Loss of biodiversity
Priv.-Doz. Mag. Dr. Franz Essl, University of Vienna, emphasized the need for action with regard to biodiversity. He warned that global (and national) loss of biodiversity is part of a general system crisis whose impact is still underestimated, and which will have an incalculable – but most definitely massive – impact on humanity. “We are pushing the boundaries of the planet or crossing them, especially in the area of biodiversity," said Franz Essl. Climate change also gives the process a new dynamic, since the two topics are closely interlinked. If, for example, the spread of the bark beetle were included in the calculations, significantly more spruce forests would be endangered by climate change. "We need to strengthen the knowledge base on biodiversity - and we must act quickly," Essl stressed. However, a biodiversity network is also important to relay the message to the outside. Essl continued: "Politicians lack a single point of contact for issues related to biodiversity in Austria."

Better databases required
The necessity of data mobilization and digitization was also the subject of expert inputs and discussions among the participants. A prioritized project of the biodiversity hub at Danube University Krems is the Biodiversity Atlas Austria, a data management system for biodiversity data. Tanja Lumetsberger, MSc, Danube University Krems, provided information on the current implementation status of the Biodiversity Atlas Austria. Forum organizer Andrea Höltl presented the competence map, which makes sustainability experts in Austria focusing on climate, biodiversity, ecosystem services as well as safety and disaster research more visible and findable and thus enables more targeted networking. Heimo Rainer, Natural History Museum Vienna, underlined the extreme importance of data availability in his presentation on networking and the context of biodiversity data at local, regional and global levels.

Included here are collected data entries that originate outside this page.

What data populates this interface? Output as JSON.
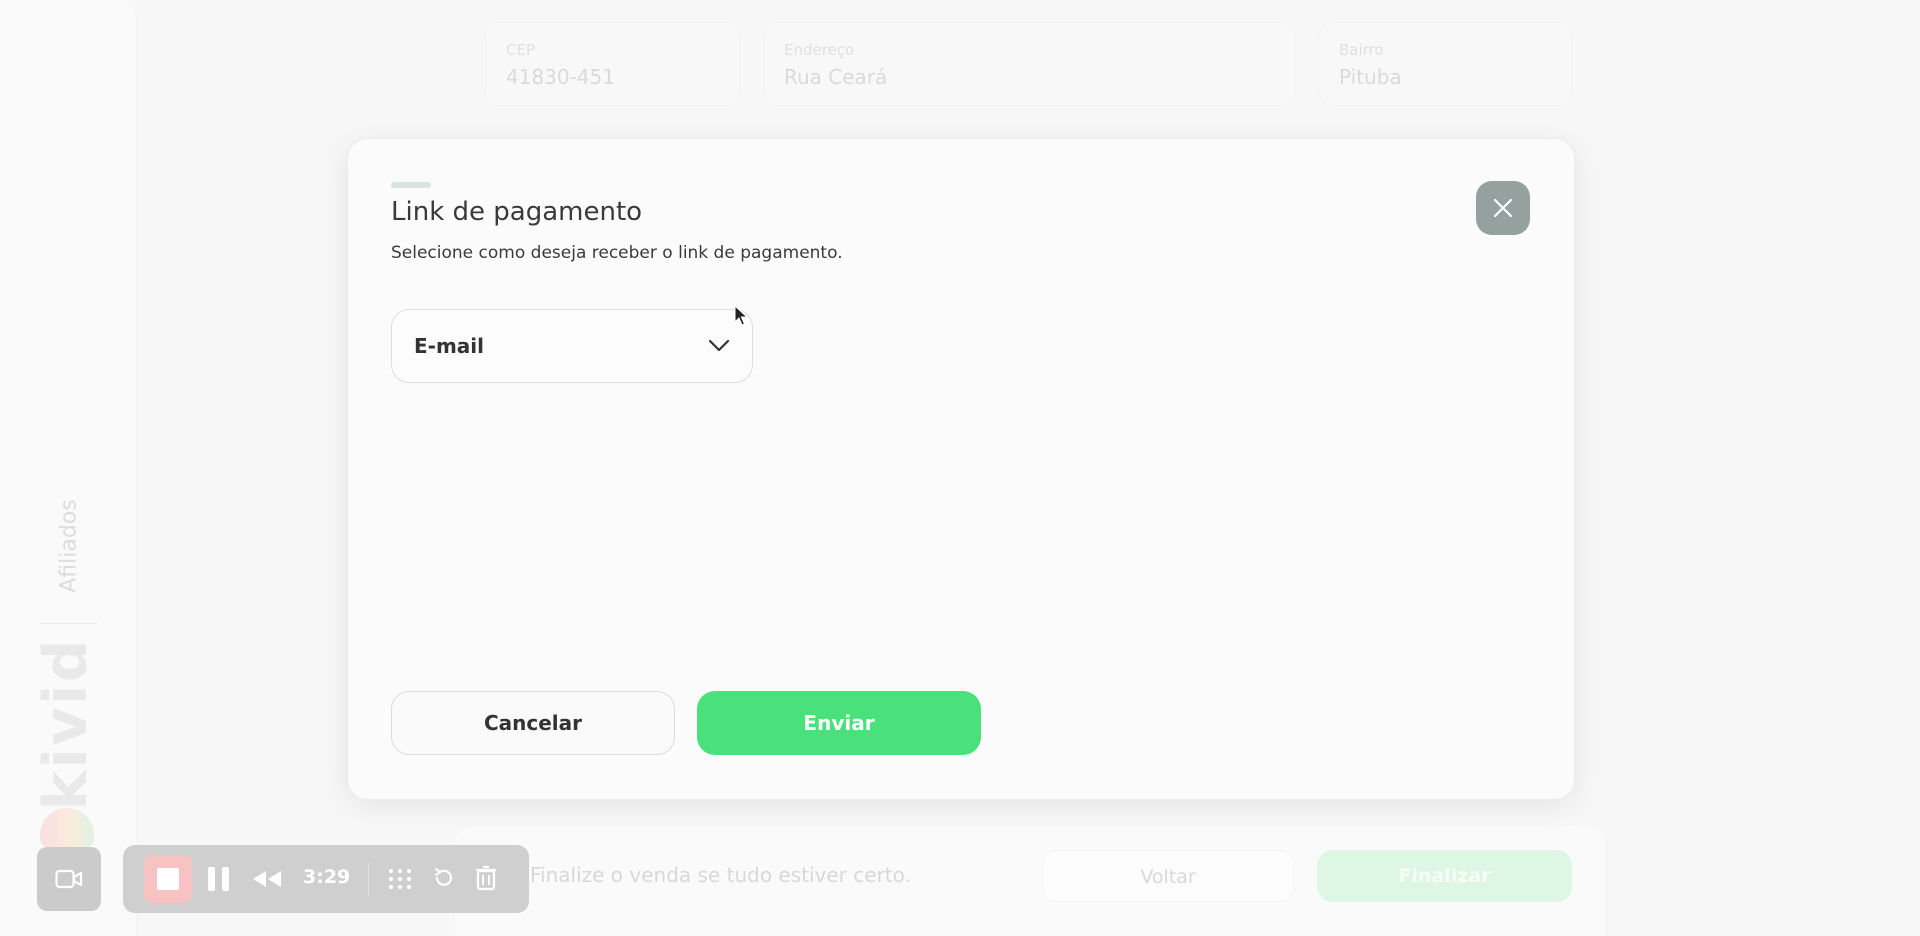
{
  "sidebar": {
    "nav_label": "Afiliados",
    "brand": "kivid"
  },
  "background_form": {
    "fields": [
      {
        "label": "CEP",
        "value": "41830-451"
      },
      {
        "label": "Endereço",
        "value": "Rua Ceará"
      },
      {
        "label": "Bairro",
        "value": "Pituba"
      }
    ],
    "footer_message": "Finalize o venda se tudo estiver certo.",
    "back_label": "Voltar",
    "finish_label": "Finalizar"
  },
  "recorder": {
    "time": "3:29",
    "icons": [
      "camera-icon",
      "stop-icon",
      "pause-icon",
      "rewind-icon",
      "grid-icon",
      "restart-icon",
      "trash-icon"
    ]
  },
  "modal": {
    "title": "Link de pagamento",
    "subtitle": "Selecione como deseja receber o link de pagamento.",
    "select_value": "E-mail",
    "cancel_label": "Cancelar",
    "send_label": "Enviar",
    "close_icon": "close-icon"
  },
  "colors": {
    "accent_green": "#4ae07c",
    "close_button": "#95a19f",
    "recorder_stop": "#f2a2a2"
  }
}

Ecosystem services and the EU Biodiversity Strategy 2020
Prof. Dr. Ulrike Tappeiner, University of Innsbruck, gave a speech on ecosystem services. These refer to goods and services provided by nature and used by humans to ensure their well-being. By putting natural services into the context of economic categories, the economic value of an intact environment is made measurable. Dr. Martin Götzl, Department of Biodiversity and Nature Conservation at the Federal Environment Agency, spoke about the measures Austria is taking to comply with the EU Biodiversity Strategy 2020. Using recreational potential as a reference, he exemplified the concept of ecosystem services and the associated challenges.

The second Austrian Forum on Biodiversity and Ecosystem Services is planned for December 2019.